В день, назначенный для судопроизводства, процесс начинался вызовом или приглашением подсудимого предстать на суде. Этот вызов производился через послов, которым вручалась призывная к подсудимому грамота: и то, и другое на церковно-судебной практике составляло необходимую часть «канонического судопроизводства»395. Обыкновенно послами были отправляемы духовные лица, и притом не менее двух, равной степени с подсудимым (к епископу – не менее двух епископов396, к пресвитеру – не менее двух пресвитеров). Таких послов мы встречаем при всех важнейших процессах IV и V вв., например, в процессах святого Златоуста, Нестория, Евтихия, Диоскора и других397. Призывную грамоту послы должны были вручить подсудимому непременно в собственные его руки и принести от него, по возможности, точный ответ, а также передать собору и все то, что он скажет при этом. С этой целью с послами отправляем был иногда и нотарий398. О возвращении послов обыкновенно докладывал первый из нотариев399, после чего судьи обращались к ним с предложением – рассказать по порядку все, что выслушали они от подсудимого в ответ на призыв суда. На это послы, каждый отдельно, с мельчайшими подробностями передавали весь разговор свой с подсудимым, а также сообщали собору обо всех обстоятельствах, при которых приходилось им находить себе доступ к обвиняемому. Эта настойчивость послов – непременно видеть подсудимого лично и непременно самому ему передать призывную грамоту и затем строгая ответственность их за неточное донесение собору слов подсудимого – объясняется тем, что их показания за упорством подсудимого явиться на суд служили формальной против него уликой: при постановлении заочного приговора суд основывался на них как на свидетельских показаниях400. Таким образом, этот обычай имел в действительности очень важное значение для судей, доставляя им возможность всегда выполнить то основное начало церковного судопроизводства, по которому приговор постановляется не иначе как на основании показания двух или трех свидетелей.

После третьего вызова собор считал себя вправе переходить к следующему моменту судопроизводства – следствию, хотя бы подсудимый и не являлся.
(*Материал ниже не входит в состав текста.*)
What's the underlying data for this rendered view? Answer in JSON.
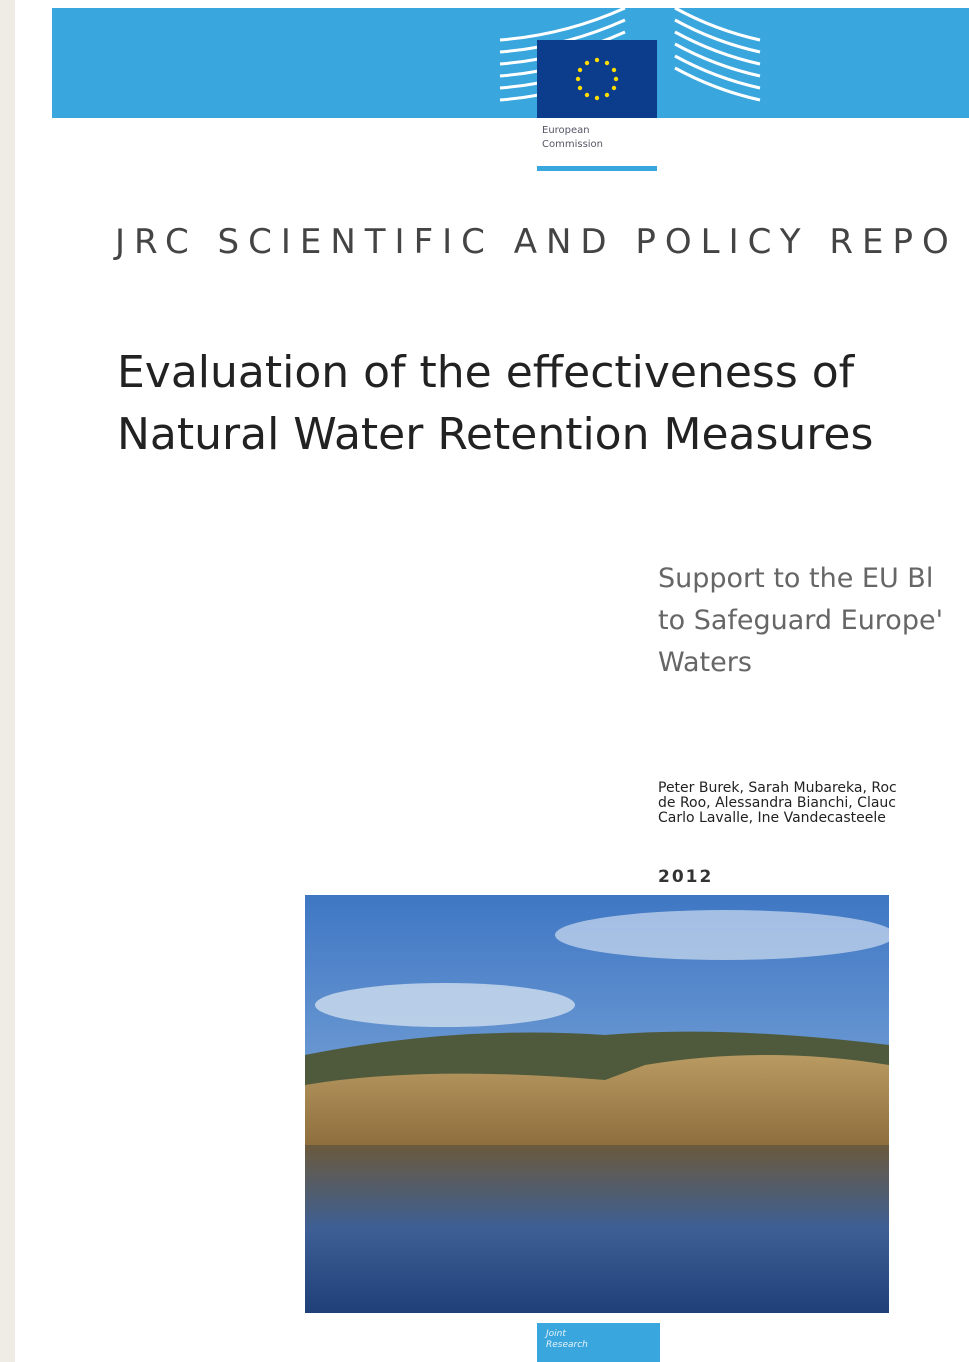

Конечно, нельзя сказать, чтобы судебное следствие происходило всегда по одной какой-либо установленной форме и всегда следовало одному неизменному порядку. Поэтому и церковное законодательство ограничивается только общим постановлением, чтобы обвинение было основательно доказано указанными им средствами401, предоставляя порядок применения их к данному случаю самому суду. Напрасно стали бы мы отыскивать и в данных церковно-судебной практики такое единообразие в движении судных дел. И в гражданских судах движение судного дела нередко обусловливается предметом, судящимися лицами и разными обстоятельствами; то же самое нужно сказать и относительно церковного процесса. Дела веры, особенно новые учения, возбуждающие вопрос о несогласии или прямом противоречии их истинному учению церкви, требуют иного образа судебного действования, нежели дела нравственности, предпочитая, например, всем другим доказательствам – письменные (символы веры, творения святых отцов, соборные постановления, сочинения подсудимого); дела в собственном смысле церковные, например, преступления клириков по должности, споры о правах кафедры – опять несколько иного способа судопроизводства и т. д. Иногда из самого состязания судящихся дело раскрывается весьма ясно, так что не требует пояснения допросом свидетелей, и суд непосредственно за ними постановляет решение402. Иногда, напротив, дело весьма значительно осложняется оттого, что являются новые обвинители и свидетели по одному и тому же делу, или же открывается необходимость переисследовать дело на самом месте преступления403. Иногда судящиеся сами ускоряют дело, лично явившись на суд и приготовив предварительно все необходимые для судопроизводства данные, иногда же замедляют своей неявкой, отсрочками и т. д.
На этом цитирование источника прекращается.